Virginia — home to the largest concentration of data centers on Earth — passed restrictions on new builds near residential areas. Ohio blocked a proposed 500MW facility. Local opposition groups in Texas, Georgia, and Arizona are organized and growing.
This matters for Nvidia because every GPU sold needs a data center to live in. Regulatory friction on data center construction is indirect demand friction on GPU sales.
PulteGroup and the Decentralization Bet
Here’s a wildcard nobody expected: PulteGroup, the homebuilder, is testing “home data center nodes.” Small, residential-scale compute units that distribute AI workloads across homes instead of concentrating them in massive facilities.
It’s early. The units are small. But the concept attacks the core vulnerability of the centralized data center model — the political and physical limits of concentrating thousands of megawatts in one location.
If distributed compute works at scale, it reshapes who buys AI chips and how. Nvidia wins either way on silicon, but the margin structure and customer concentration would look very different.
What Circular Financing Breaks
Circular financing doesn’t break when times are good. It breaks when growth slows.
If AI spending plateaus — even temporarily — the companies Nvidia invested in face revenue pressure. They cut GPU orders. Nvidia’s revenue drops. The value of Nvidia’s equity investments drops. Nvidia has less capital to invest. The virtuous cycle becomes a vicious one.

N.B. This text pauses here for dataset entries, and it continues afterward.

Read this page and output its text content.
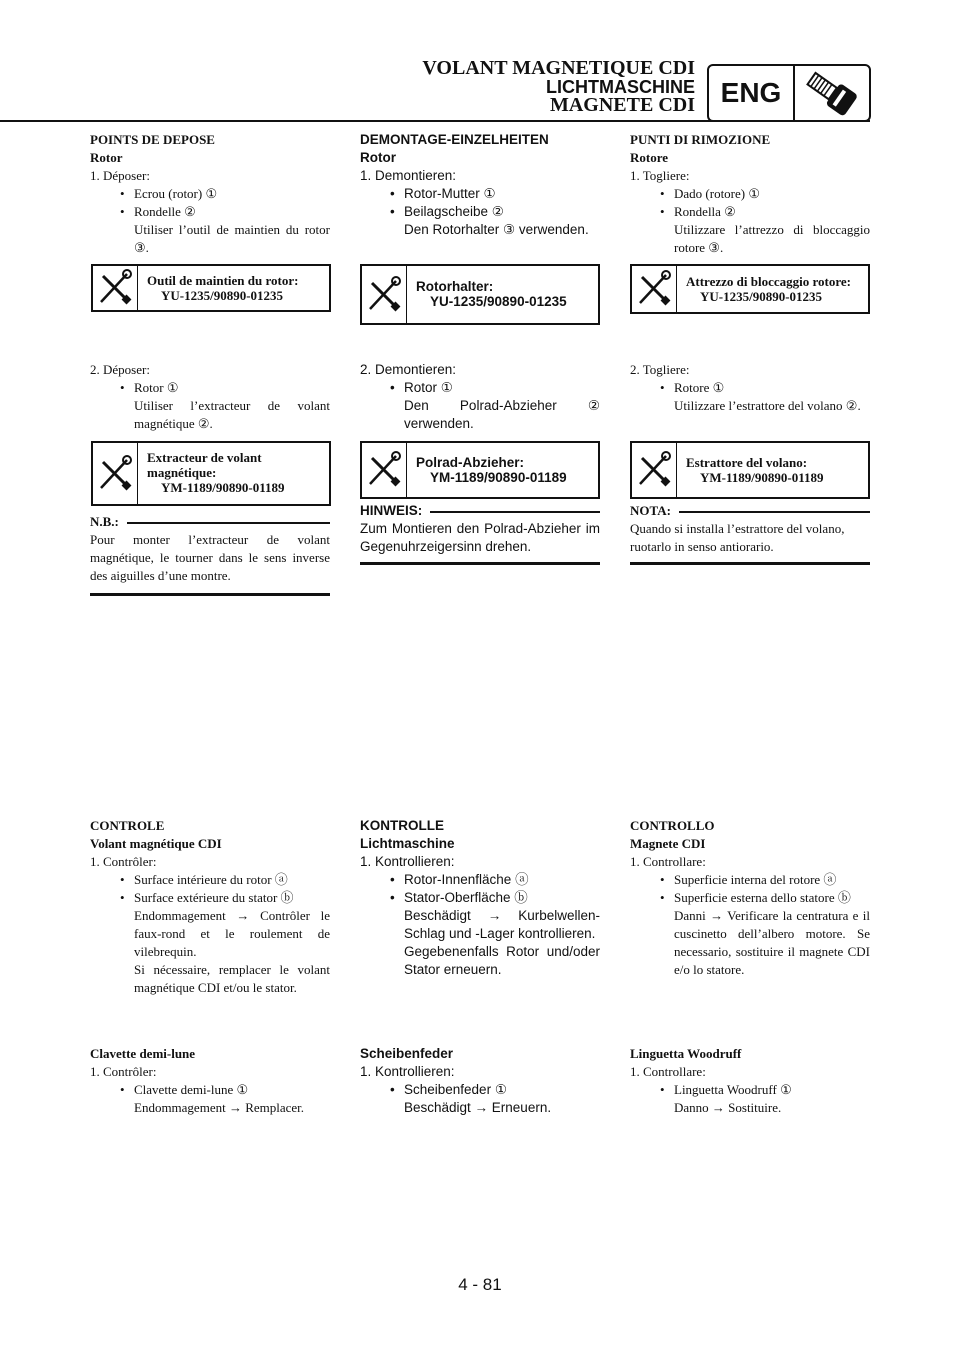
VOLANT MAGNETIQUE CDI
LICHTMASCHINE
MAGNETE CDI ENG

POINTS DE DEPOSE

Rotor

1. Déposer:

• Ecrou (rotor) ①

• Rondelle ②

Utiliser l’outil de maintien du rotor ③.

Outil de maintien du rotor:
YU-1235/90890-01235

2. Déposer:

• Rotor ①

Utiliser l’extracteur de volant magnétique ②.

Extracteur de volant magnétique:
YM-1189/90890-01189
N.B.:

Pour monter l’extracteur de volant magnétique, le tourner dans le sens inverse des aiguilles d’une montre.

CONTROLE

Volant magnétique CDI

1. Contrôler:

• Surface intérieure du rotor ⓐ

• Surface extérieure du stator ⓑ

Endommagement → Contrôler le faux-rond et le roulement de vilebrequin.

Si nécessaire, remplacer le volant magnétique CDI et/ou le stator.

Clavette demi-lune

1. Contrôler:

• Clavette demi-lune ①

Endommagement → Remplacer.

DEMONTAGE-EINZELHEITEN

Rotor

1. Demontieren:

• Rotor-Mutter ①

• Beilagscheibe ②

Den Rotorhalter ③ verwenden.

Rotorhalter:
YU-1235/90890-01235

2. Demontieren:

• Rotor ①

Den Polrad-Abzieher ② verwenden.

Polrad-Abzieher:
YM-1189/90890-01189
HINWEIS:

Zum Montieren den Polrad-Abzieher im Gegenuhrzeigersinn drehen.

KONTROLLE

Lichtmaschine

1. Kontrollieren:

• Rotor-Innenfläche ⓐ

• Stator-Oberfläche ⓑ

Beschädigt → Kurbelwellen-Schlag und -Lager kontrollieren.

Gegebenenfalls Rotor und/oder Stator erneuern.

Scheibenfeder

1. Kontrollieren:

• Scheibenfeder ①

Beschädigt → Erneuern.

PUNTI DI RIMOZIONE

Rotore

1. Togliere:

• Dado (rotore) ①

• Rondella ②

Utilizzare l’attrezzo di bloccaggio rotore ③.

Attrezzo di bloccaggio rotore:
YU-1235/90890-01235

2. Togliere:

• Rotore ①

Utilizzare l’estrattore del volano ②.

Estrattore del volano:
YM-1189/90890-01189
NOTA:

Quando si installa l’estrattore del volano, ruotarlo in senso antiorario.

CONTROLLO

Magnete CDI

1. Controllare:

• Superficie interna del rotore ⓐ

• Superficie esterna dello statore ⓑ

Danni → Verificare la centratura e il cuscinetto dell’albero motore. Se necessario, sostituire il magnete CDI e/o lo statore.

Linguetta Woodruff

1. Controllare:

• Linguetta Woodruff ①

Danno → Sostituire.

4 - 81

This is exactly what happened with SoftBank’s Vision Fund in 2022. Invest in companies, those companies spend on growth, growth metrics justify higher valuations, higher valuations justify more investment. Until it stopped.
The Market Doesn’t Care — Yet
Nvidia’s stock is near all-time highs. The market has decided that $40 billion in AI investments is bullish, not suspicious.
Markets can stay irrational longer than shorts can stay solvent. Burry knows this better than anyone.
But the combination of Bloomberg digging, Burry shorting, data center backlash building, and the sheer mathematical circularity of the investment-to-revenue pipeline — it adds up to a risk profile that the current valuation doesn’t reflect.
The question isn’t whether Nvidia makes great chips. It does. The question is whether $40 billion in investments in your own customers is demand creation or demand discovery.
That distinction is worth about a trillion dollars in market cap.